Akebono, Sumo's first foreign-born grand champion, retired yesterday, ending a career which saw the former Hawaiian high-school basketball player not only excel in the sport but adapt to the ultra-conservative world of sumo.

Akebono, Sumo's first foreign-born grand champion, retired yesterday, ending a career which saw the former Hawaiian high-school basketball player not only excel in the sport but adapt to the ultra-conservative world of sumo.

The 31-year-old yokozuna, or grand champion, cited injuries, including knee and back problems. "Before, I would try to withstand the pain, but now it is unbearable even when not sumo wrestling," he said.

Akebono rose quickly through the ranks in an illustrious 13-year career, fighting with devastating pushes that took advantage of his 6ft 7in, 514lb frame to become the 64th yokozuna in 1993 in the shortest time.

The Hawaiian-born wrestler, whose name means "dawn" in Japanese, has 11 career championships under his belt, the last one last November when he took the Kyushu Grand Championship with a record of 14 wins and one loss. "I've lost the motivation to rise to the top again and my body will not move the way I want it to any longer," he said.

In sumo, it takes more than just the fighting in the ring to climb to the top, and it was no different for Akebono. Born Chad Rowan, he first knocked on the doors of his American stable-master Azumazeki when he was 18. He knew no Japanese, and had to adapt to the harsh, tradition-bound sumo world which repels many Japanese teenage aspirants and where seniority is paramount.

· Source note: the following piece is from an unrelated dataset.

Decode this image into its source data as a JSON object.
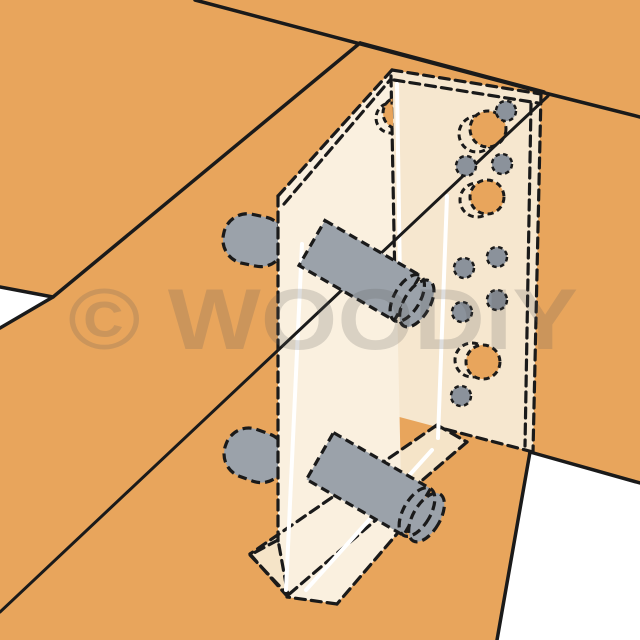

For years, a foreigner holding the title of yokozuna was frowned upon, and another US-born wrestler had failed at breaking the barrier less than a year before Akebono did. The now-retired Konishiki, a fellow Hawaiian, appeared well placed to reach yokozuna in 1992 after several impressive displays. But elders vetoed his advancement, as they felt he lacked the hinkaku, or dignity, necessary for a grand champion.

Akebono will have the chance to become a stable-master, as he gained Japanese citizenship in 1996. If he had not naturalised, he would only have been able to remain with the sumo association for five years.

In place of Akebono will be Musashimaru, another US-born yokozuna, who has proven himself worthy of grand champion mantle by winning eight titles. He nearly won a tournament which ended on Sunday, but lost to Takanohana in a play-off.